それができれば、黄巾党の統率された行動に乱れが生じて、少しは有利になると思うのだけれど…」

 

「ふむ…。確かに不可能ではない…というより、単に暗示を解くだけなら、そこまで難しくはないが…」

 

「どういう事ですか⁉」

 

桃香が強めの口調で訊ねる。

 

「まず、張三姉妹が使っている妖術の道具だが、それには“音を記録し再生する道具”と“音を大きくして広範囲に伝える道具”、そして“声で命令を伝える道具”の三つがある。

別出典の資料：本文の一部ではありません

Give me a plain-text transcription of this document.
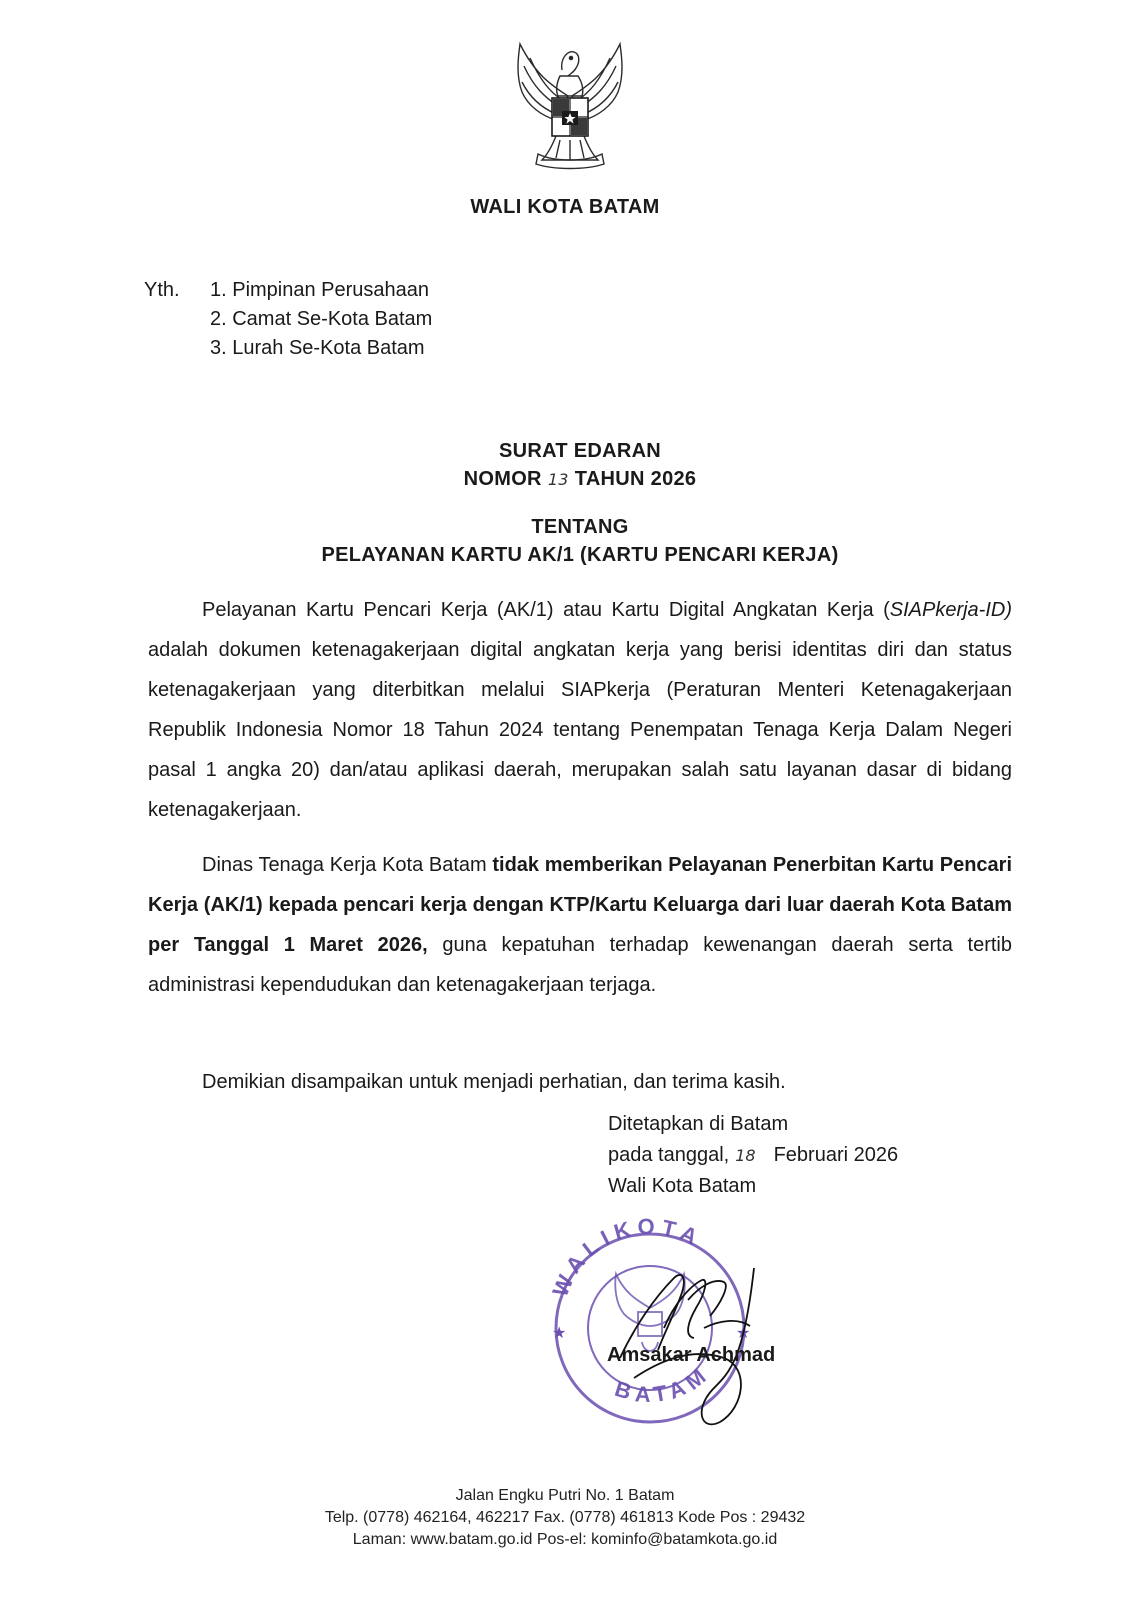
WALI KOTA BATAM
Yth. 1. Pimpinan Perusahaan
2. Camat Se-Kota Batam
3. Lurah Se-Kota Batam
SURAT EDARAN
NOMOR 13 TAHUN 2026
TENTANG
PELAYANAN KARTU AK/1 (KARTU PENCARI KERJA)

Pelayanan Kartu Pencari Kerja (AK/1) atau Kartu Digital Angkatan Kerja (SIAPkerja-ID) adalah dokumen ketenagakerjaan digital angkatan kerja yang berisi identitas diri dan status ketenagakerjaan yang diterbitkan melalui SIAPkerja (Peraturan Menteri Ketenagakerjaan Republik Indonesia Nomor 18 Tahun 2024 tentang Penempatan Tenaga Kerja Dalam Negeri pasal 1 angka 20) dan/atau aplikasi daerah, merupakan salah satu layanan dasar di bidang ketenagakerjaan.

Dinas Tenaga Kerja Kota Batam tidak memberikan Pelayanan Penerbitan Kartu Pencari Kerja (AK/1) kepada pencari kerja dengan KTP/Kartu Keluarga dari luar daerah Kota Batam per Tanggal 1 Maret 2026, guna kepatuhan terhadap kewenangan daerah serta tertib administrasi kependudukan dan ketenagakerjaan terjaga.

Demikian disampaikan untuk menjadi perhatian, dan terima kasih.

Ditetapkan di Batam
pada tanggal, 18 Februari 2026
Wali Kota Batam
WALIKOTA
BATAM
★	★
Amsakar Achmad
Jalan Engku Putri No. 1 Batam
Telp. (0778) 462164, 462217 Fax. (0778) 461813 Kode Pos : 29432
Laman: www.batam.go.id Pos-el: kominfo@batamkota.go.id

この内、暗示機能があるのは“音を大きくする道具”で、張三姉妹が“声を伝える道具”に命令すると、“音を大きくする道具”を経由して人々に伝わり、操る事ができる。

だが、この暗示は効果が弱く、“音を大きくする道具”から流れる音に強く聞き入っている人物にしかかからない。

そのうえ、暗示自体の持続時間が短い為、定期的に暗示をかけ直す必要があるんだ」

 

「成程…その道具から聞こえる張三姉妹の歌で人々の心を奪い、それを利用して暗示をかける。

張三姉妹が定期的に舞台を開催しているのは、暗示をかけ直す為だったのね」

 

「それじゃあ、暗示自体は放っておけば勝手に解けるから、後は黄巾党の奴らの気を、張三姉妹の歌から逸らす事ができれば、妨害できるって事か…」

 

蓮華とウソップが呟く。

 

「そういう事だ…」

 

「目には目を歯には歯をと言いますし…歌から気を反らすのであれば、他の歌い手の歌を使うのが良いかもしれませんね…」

 

…と、亞莎。

 

「でもそれは、張三姉妹に匹敵する歌い手がいなければ不可能よ」

 

…と、桂花。

 

「歌ならブルックだ!コイツならきっと大丈夫だ!」

 

「ルフィさん、この作戦は私が天和さん達の説得に失敗した時の為の作戦です。私は参加できない可能性もありますから、私以外の人物から選ばなければ…」

 

「う~ん…」

 

ルフィが首をひねったその時…

 

「歌なら妾に任せるのじゃ!」

 

「「「「「「「「「「え⁉」」」」」」」」」」

 

意外にも、それまで我関せずだった美羽が立候補した。